In this blog I want to explain what I mean when I talk about art-based coaching and therefore why I feel it has such an important place in coaching.
As a coach who paints, I firmly believe that art has an important role in coaching as it deepens and enriches our coaching conversations with our clients, supporting personal growth and development in a way that pure verbal coaching cannot. This has been further supported over the years through my own practice as well as working with other coaches who have seen great results for their clients when using art in their practices.
Art is a form of communication
Art is a form of communication that pre-dates written and verbal language and we human beings have used it for tens of thousands of years to communicate our place in the world; our ideas, feelings and perceptions. Psychology has also found that using image making allows people to externalise and understand that which otherwise they have found difficult and/or impossible to articulate. Art Therapists use this approach to great effect.
Art has always been a visual expressive language. One that we have always used but in today’s world, unless we are artists, we leave behind us in childhood. And yet, we are inundated with imagery today. It is the image that catches our attention, connects to us in some way and creates a response from us. The image persuades us to read more, click on the link, explore further, or prompts us to move on.
Defining art-based coaching
However, when we think of the word ‘art’, we can have an instinctive reaction to it.

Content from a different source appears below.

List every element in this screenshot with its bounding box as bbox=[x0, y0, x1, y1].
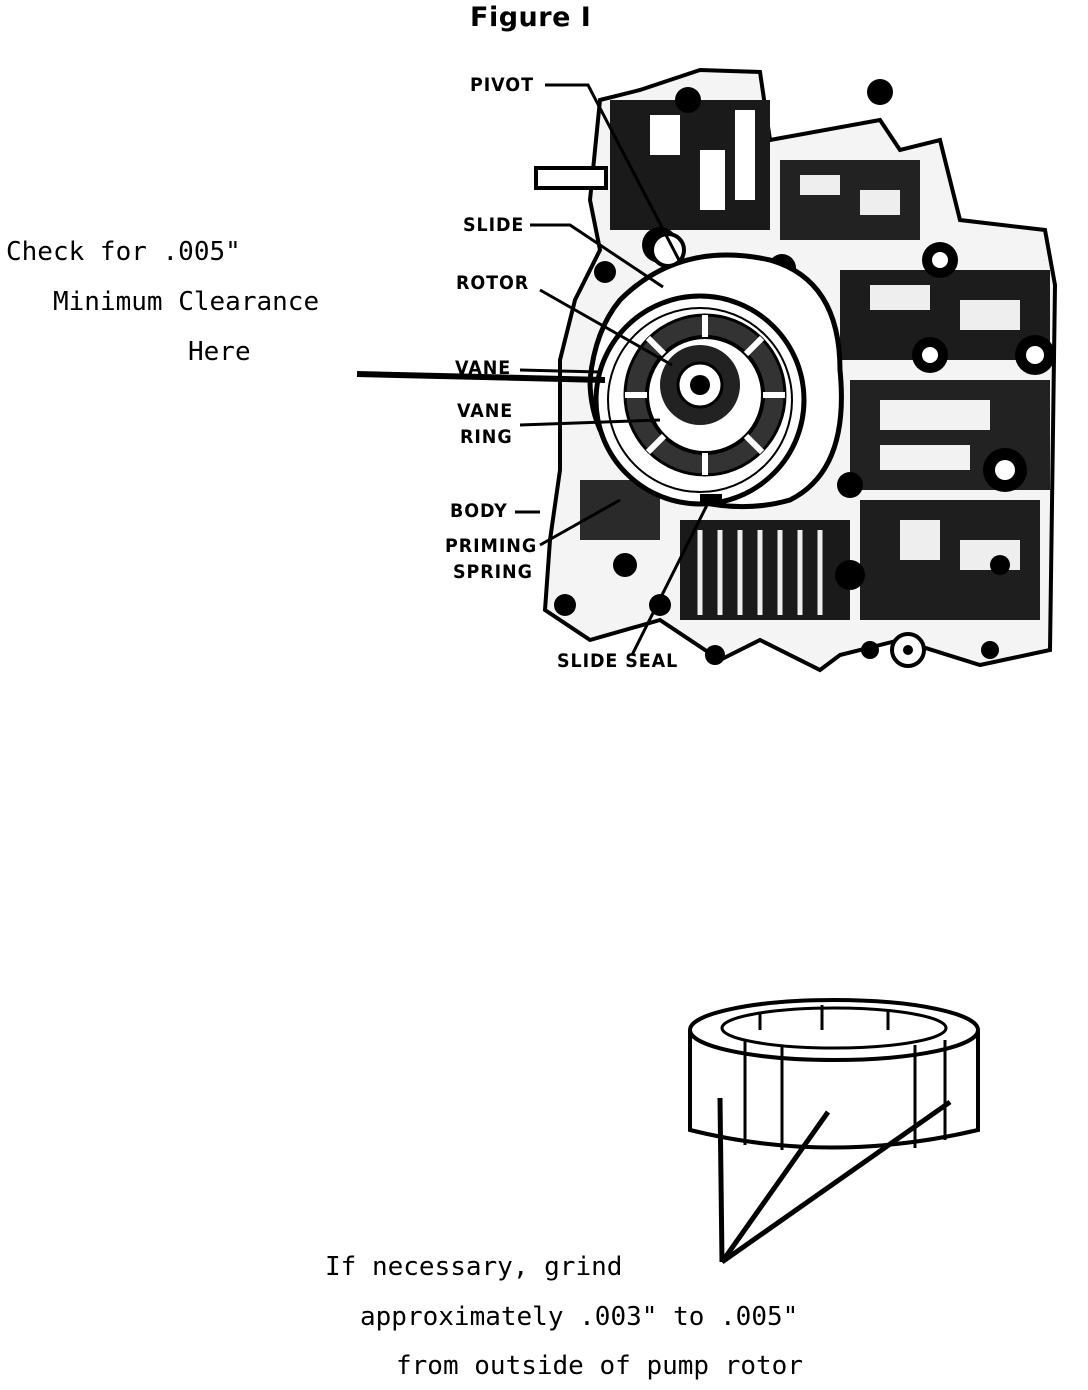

If we don’t see ourselves as artistic or creative, we tend polarise it into either something elitist, for the gifted and wealthy, or as something that children do for amusement and play. We judge ourselves and judge art, and artists. We don’t see it having a place in our everyday world. Although my paragraph above offers a challenge to that!
It is, therefore, important to understand that when I talk about art and art-based coaching, I am not talking about creating finished pieces of artwork, masterpieces, or great drawings to frame for the wall. Here art is any image that a client produces, using the visual expressive language of colour, shape, line, texture, and imagery, which holds meaning for them. It could be an image created as a drawing, painting, collage, sculpture, or a mixture. The image could be abstract or realistic, or a mix of the two.
Art-based coaching is creating and holding a space that allows our client to use their visual expressive language to externalise their interior selves into their image, working intuitively without censorship and judgement.
Through this process of creating and then connecting to their image supported by the coach’s naïve inquiry, the art deepens and enriches the coaching conversation; moving our client to a much deeper level of awareness and understanding, enabling them to find personal meanings, new perspectives and connections that can, and often do, lead to transformational shifts.